Alla fine vengono accontentati anche i membri dello staff che chiedevano a Renzi un attacco più diretto al partito (almeno così raccontano i bene informati). Il sindaco non risparmia qualche frecciata al segretario. La più applaudita quando difende Pietro Ichino. «Chiedo al nostro segretario Pier Luigi Bersani se non sia il caso di dire una parola su chi ha detto che Ichino sta dalla parte sbagliata e non si debba candidare con noi: lo ha detto il segretario della Cgil». Renzi attacca: «Dove sta Ichino lo decide Ichino e gli elettori che lo votano, non il segretario di una organizzazione sindacale».
Renzi ripete che se perde non avrà bisogno di premi di consolazione. «Non voglio diventare come loro». Inchioda la sinistra alle sue responsabilità. Il fallimento degli ultimi venti anni passa anche da qui. «Perché non avete fatto la legge sul conflitto di interessi? Avete avuto paura». Passato e presente. Renzi attacca Bersani sulla scelta di dialogare con Casini. Confermando la sua intenzione di chiudere ogni possibile accordo con i centristi. «Perché dovrei fare un accordo con una forza moderata che mi prende i voti in conto terzi e non prenderli direttamente?. Perché devo inseguire Casini? Pier Luigi, dammi un motivo per cui non si possa essere chiari su questo tema».

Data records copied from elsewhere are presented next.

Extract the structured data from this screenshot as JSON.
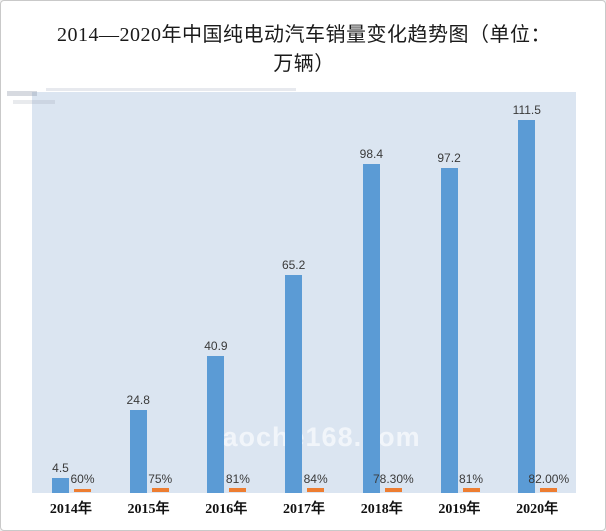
{
  "frame": {
    "background": "#ffffff",
    "border_color": "#c9c9c9"
  },
  "title": "2014—2020年中国纯电动汽车销量变化趋势图（单位：万辆）",
  "watermark": "zaoche168.com",
  "chart_data": {
    "type": "bar",
    "title": "2014—2020年中国纯电动汽车销量变化趋势图（单位：万辆）",
    "categories": [
      "2014年",
      "2015年",
      "2016年",
      "2017年",
      "2018年",
      "2019年",
      "2020年"
    ],
    "series": [
      {
        "role": "sales-volume-bars",
        "color": "#5b9bd5",
        "values": [
          4.5,
          24.8,
          40.9,
          65.2,
          98.4,
          97.2,
          111.5
        ],
        "data_labels": [
          "4.5",
          "24.8",
          "40.9",
          "65.2",
          "98.4",
          "97.2",
          "111.5"
        ]
      },
      {
        "role": "percent-markers",
        "color": "#ed7d31",
        "values": [
          60,
          75,
          81,
          84,
          78.3,
          81,
          82
        ],
        "data_labels": [
          "60%",
          "75%",
          "81%",
          "84%",
          "78.30%",
          "81%",
          "82.00%"
        ]
      }
    ],
    "ylabel": "",
    "xlabel": "",
    "ylim": [
      0,
      120
    ],
    "grid": false,
    "legend": "none",
    "plot_background": "#dbe5f1"
  }
}
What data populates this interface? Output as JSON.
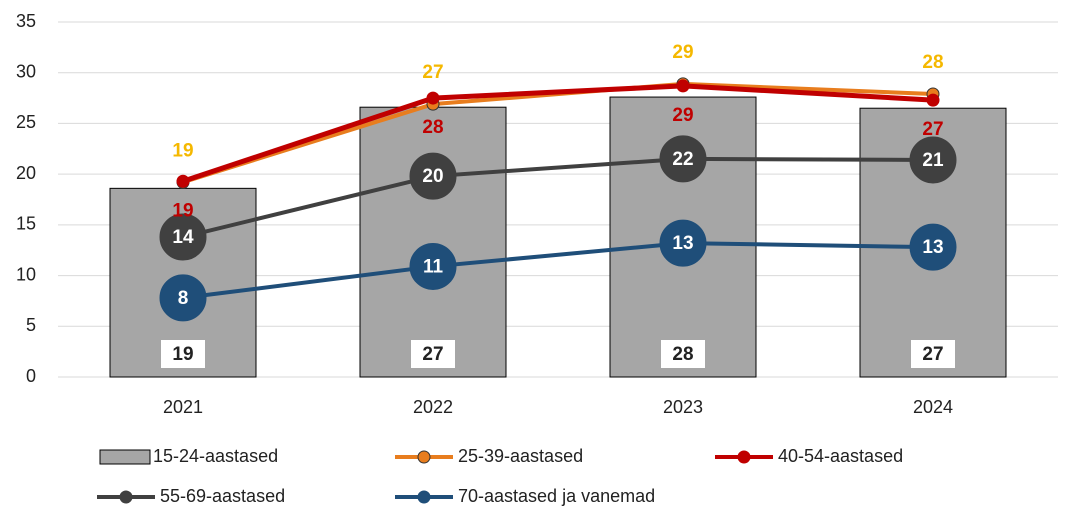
{
  "chart_data": {
    "type": "bar",
    "categories": [
      "2021",
      "2022",
      "2023",
      "2024"
    ],
    "ylim": [
      0,
      35
    ],
    "yticks": [
      0,
      5,
      10,
      15,
      20,
      25,
      30,
      35
    ],
    "grid": true,
    "series": [
      {
        "name": "15-24-aastased",
        "type": "bar",
        "color": "#a6a6a6",
        "values": [
          18.6,
          26.6,
          27.6,
          26.5
        ],
        "value_labels": [
          "19",
          "27",
          "28",
          "27"
        ]
      },
      {
        "name": "25-39-aastased",
        "type": "line",
        "color": "#e87d1e",
        "label_color": "#f5b800",
        "values": [
          19.2,
          26.9,
          28.9,
          27.9
        ],
        "value_labels": [
          "19",
          "27",
          "29",
          "28"
        ]
      },
      {
        "name": "40-54-aastased",
        "type": "line",
        "color": "#c00000",
        "label_color": "#c00000",
        "values": [
          19.3,
          27.5,
          28.7,
          27.3
        ],
        "value_labels": [
          "19",
          "28",
          "29",
          "27"
        ]
      },
      {
        "name": "55-69-aastased",
        "type": "line",
        "color": "#404040",
        "label_color": "#ffffff",
        "values": [
          13.8,
          19.8,
          21.5,
          21.4
        ],
        "value_labels": [
          "14",
          "20",
          "22",
          "21"
        ]
      },
      {
        "name": "70-aastased ja vanemad",
        "type": "line",
        "color": "#1f4e79",
        "label_color": "#ffffff",
        "values": [
          7.8,
          10.9,
          13.2,
          12.8
        ],
        "value_labels": [
          "8",
          "11",
          "13",
          "13"
        ]
      }
    ]
  }
}
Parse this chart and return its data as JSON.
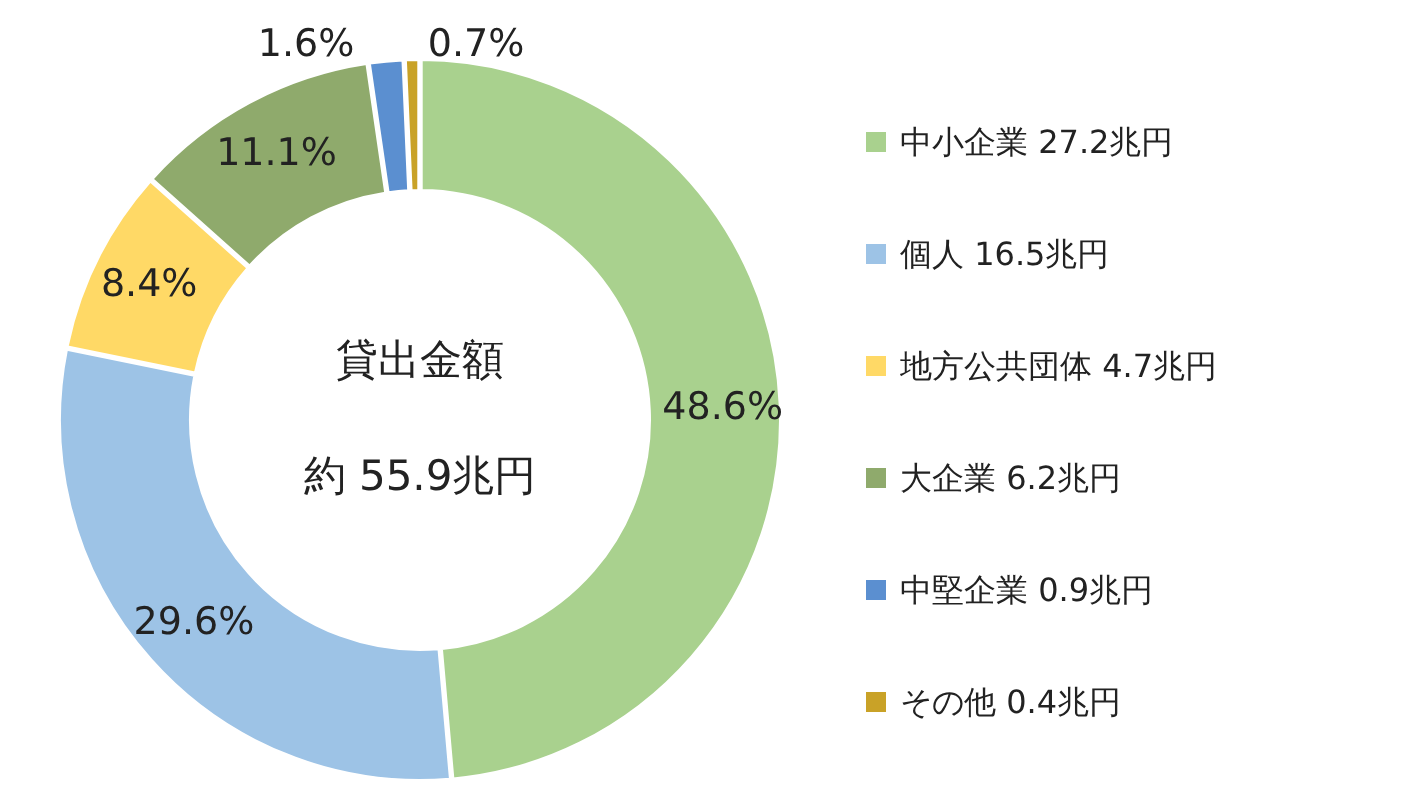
{
  "chart_data": {
    "type": "donut",
    "categories": [
      "中小企業 27.2兆円",
      "個人 16.5兆円",
      "地方公共団体 4.7兆円",
      "大企業 6.2兆円",
      "中堅企業 0.9兆円",
      "その他 0.4兆円"
    ],
    "values": [
      48.6,
      29.6,
      8.4,
      11.1,
      1.6,
      0.7
    ],
    "value_labels": [
      "48.6%",
      "29.6%",
      "8.4%",
      "11.1%",
      "1.6%",
      "0.7%"
    ],
    "colors": [
      "#a9d18e",
      "#9dc3e6",
      "#ffd966",
      "#8faa6c",
      "#5b8fd0",
      "#c9a227"
    ],
    "annotations": [
      "貸出金額",
      "約 55.9兆円"
    ],
    "legend": "right"
  }
}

Sabato prossimo, a poche ore dall’apertura dei seggi, il sindaco sarà a Siena. Dove chiuderà la sua campagna elettorale. Un appuntamento scelto con cura nella città del Monte dei Paschi per tornare a parlare dell’intreccio tra economia, finanza e politica. Nei prossimi giorni Renzi proverà a convincere gli ultimi indecisi. Sarà in Emilia e in Puglia, le zone del Paese dove i suoi sondaggi lo danno più in difficoltà. In programma anche una visita al suo seggio delle primarie. Si farà fotografare mentre si registra all’albo degli elettori a Firenze, sperando di convincere molti sostenitori ad anticipare le procedure di iscrizione.